In this way he will understand the value of responsibility and the benefits of constant commitment
Step 5. Encourage your child to play a team sport
If you don't like to play sports, you can look for other activities to do in a group.
Sharing is the most obvious value to convey, but belonging to a team can encourage young people to develop values such as dedication, responsibility and humility
Step 6. Make Tickets
Sit next to your child and make cards for loved ones. They can be thank you cards or greeting cards.
- Thank you cards teach appreciation.
- Greeting cards teach values such as esteem and kindness.
- By making postcards, you will also stimulate creativity.
Step 7. Launch challenges
These are inevitable in the course of life. By encouraging children to face challenges when they are still young, it can instill in them the values and moral principles they will need to overcome the obstacles of adolescence and adulthood.
- Grow a garden. Gardening can be a challenging task, but it can also teach children to be persistent. If you plant trees of edible products, you can teach the child to be self-sufficient.
- More generally, you can encourage your kids not to give up. Encourage a shy child to approach others in the park. Encourage a temperamental child to stay calm and not explode when something is wrong. When children can do something that is difficult for them, praise them.

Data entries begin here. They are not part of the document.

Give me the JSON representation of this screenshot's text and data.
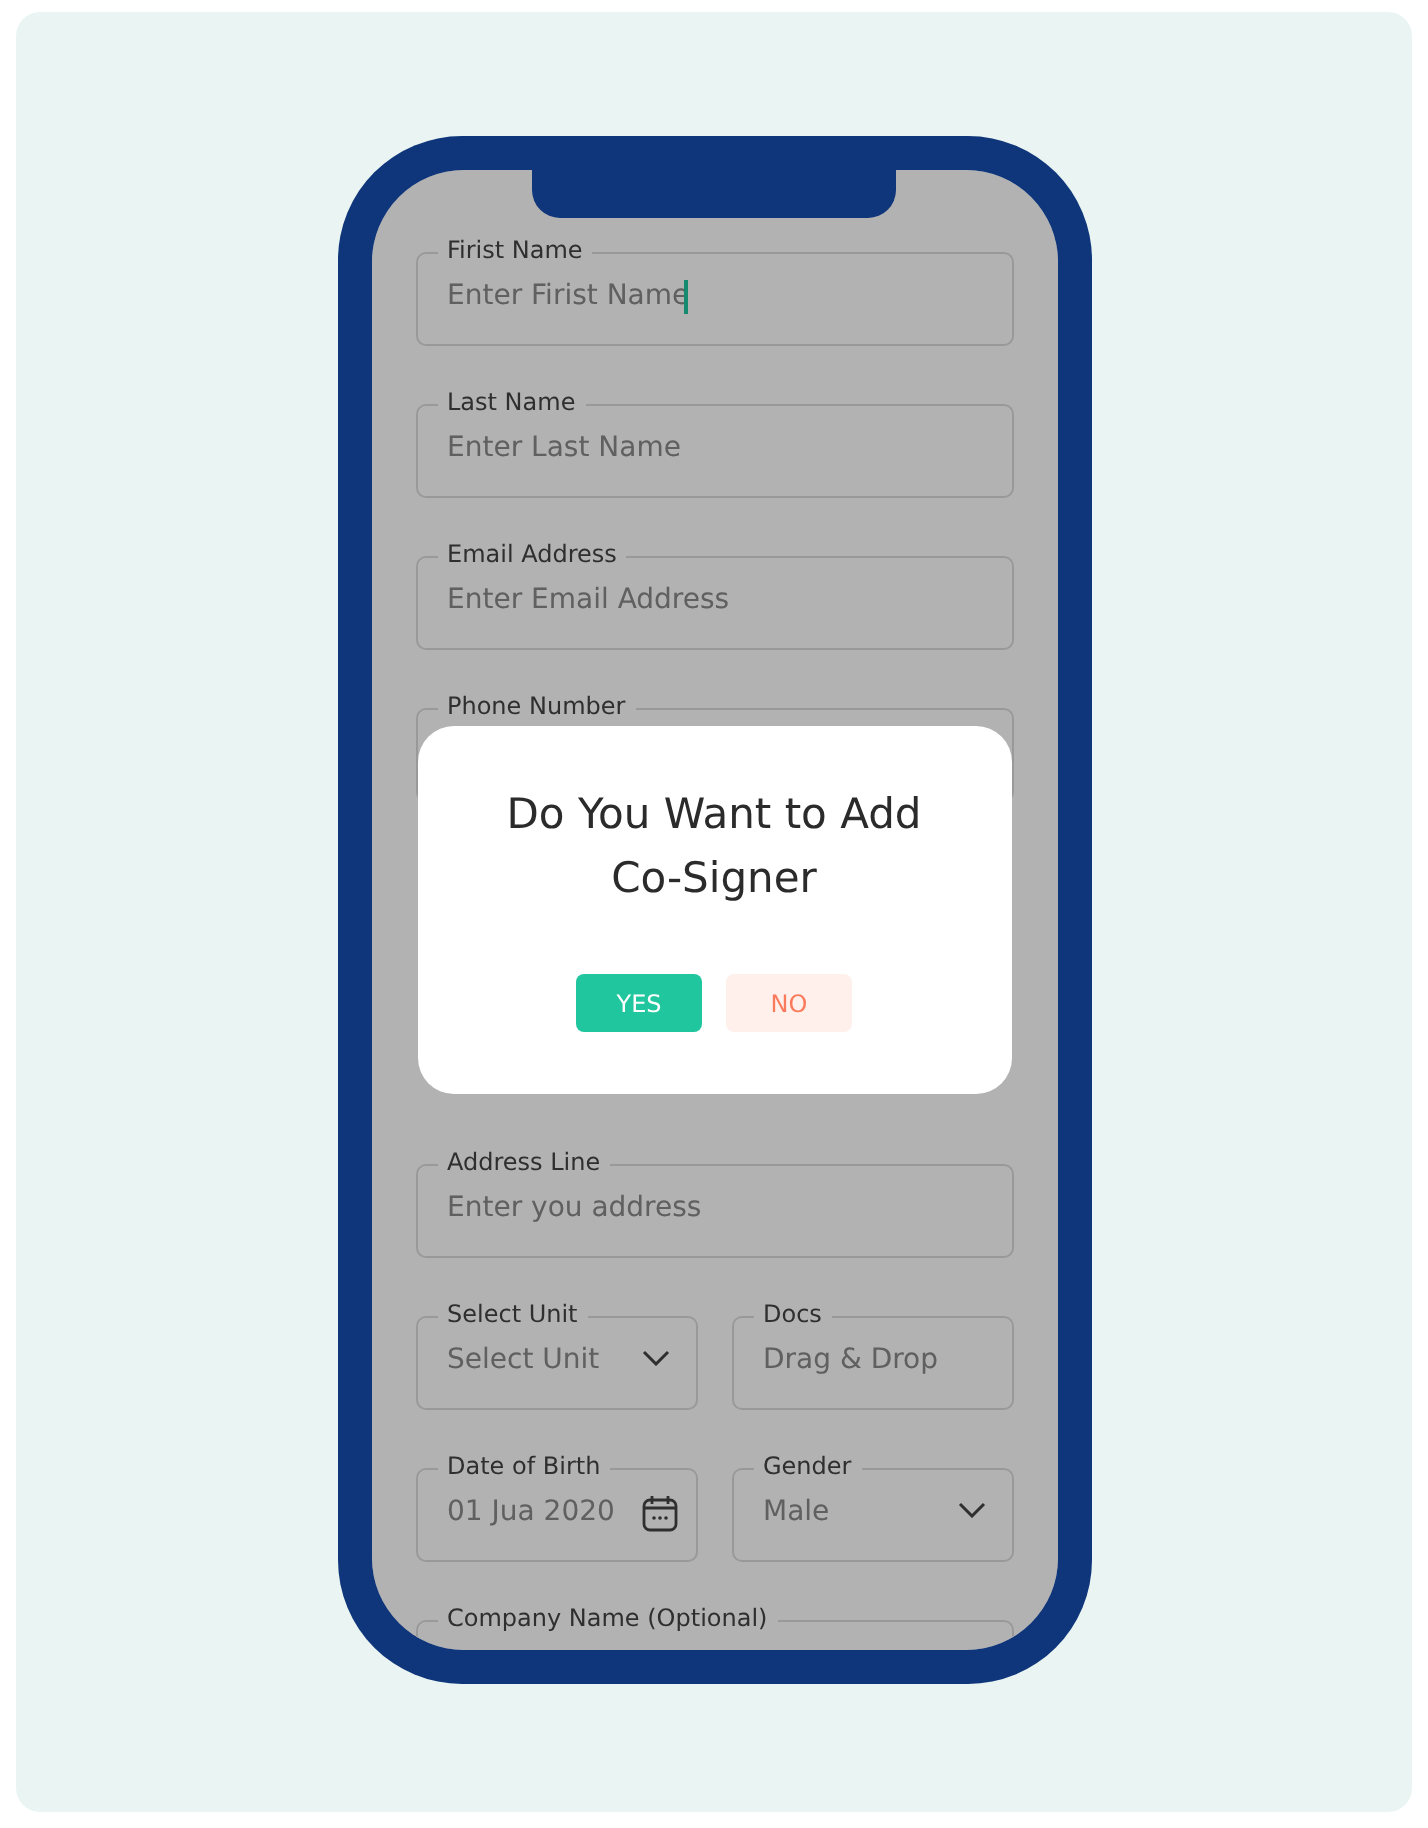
{
  "form": {
    "rows": [
      {
        "fields": [
          {
            "kind": "text",
            "label": "Firist Name",
            "placeholder": "Enter Firist Name",
            "focused": true
          }
        ]
      },
      {
        "fields": [
          {
            "kind": "text",
            "label": "Last Name",
            "placeholder": "Enter Last Name",
            "focused": false
          }
        ]
      },
      {
        "fields": [
          {
            "kind": "text",
            "label": "Email Address",
            "placeholder": "Enter Email Address",
            "focused": false
          }
        ]
      },
      {
        "fields": [
          {
            "kind": "text",
            "label": "Phone Number",
            "focused": false
          }
        ]
      },
      {
        "fields": [
          {
            "kind": "hidden"
          }
        ]
      },
      {
        "fields": [
          {
            "kind": "hidden"
          }
        ]
      },
      {
        "fields": [
          {
            "kind": "text",
            "label": "Address Line",
            "placeholder": "Enter you address",
            "focused": false
          }
        ]
      },
      {
        "fields": [
          {
            "kind": "select",
            "label": "Select Unit",
            "placeholder": "Select Unit",
            "focused": false
          },
          {
            "kind": "upload",
            "label": "Docs",
            "placeholder": "Drag & Drop",
            "focused": false
          }
        ]
      },
      {
        "fields": [
          {
            "kind": "date",
            "label": "Date of Birth",
            "placeholder": "01 Jua 2020",
            "focused": false
          },
          {
            "kind": "select",
            "label": "Gender",
            "placeholder": "Male",
            "focused": false
          }
        ]
      },
      {
        "fields": [
          {
            "kind": "text",
            "label": "Company Name (Optional)",
            "focused": false
          }
        ]
      }
    ]
  },
  "dialog": {
    "title": "Do You Want to Add Co-Signer",
    "buttons": [
      {
        "kind": "primary",
        "label": "YES"
      },
      {
        "kind": "secondary",
        "label": "NO"
      }
    ]
  }
}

Step 8. Teach to be considerate of others
Find ways to get children to think about other people's situations and feelings. Many values can be developed and strengthened when a person learns to be empathetic.
- When the child is small, you could flip through a magazine and ask him to identify emotions based on what the pictures show.
- At any age you can play the "friend's game". Put the names of all family members in a hat. Everyone should extract a name at the beginning of the day and find a way to do something nice for his "friend" during the rest of the day.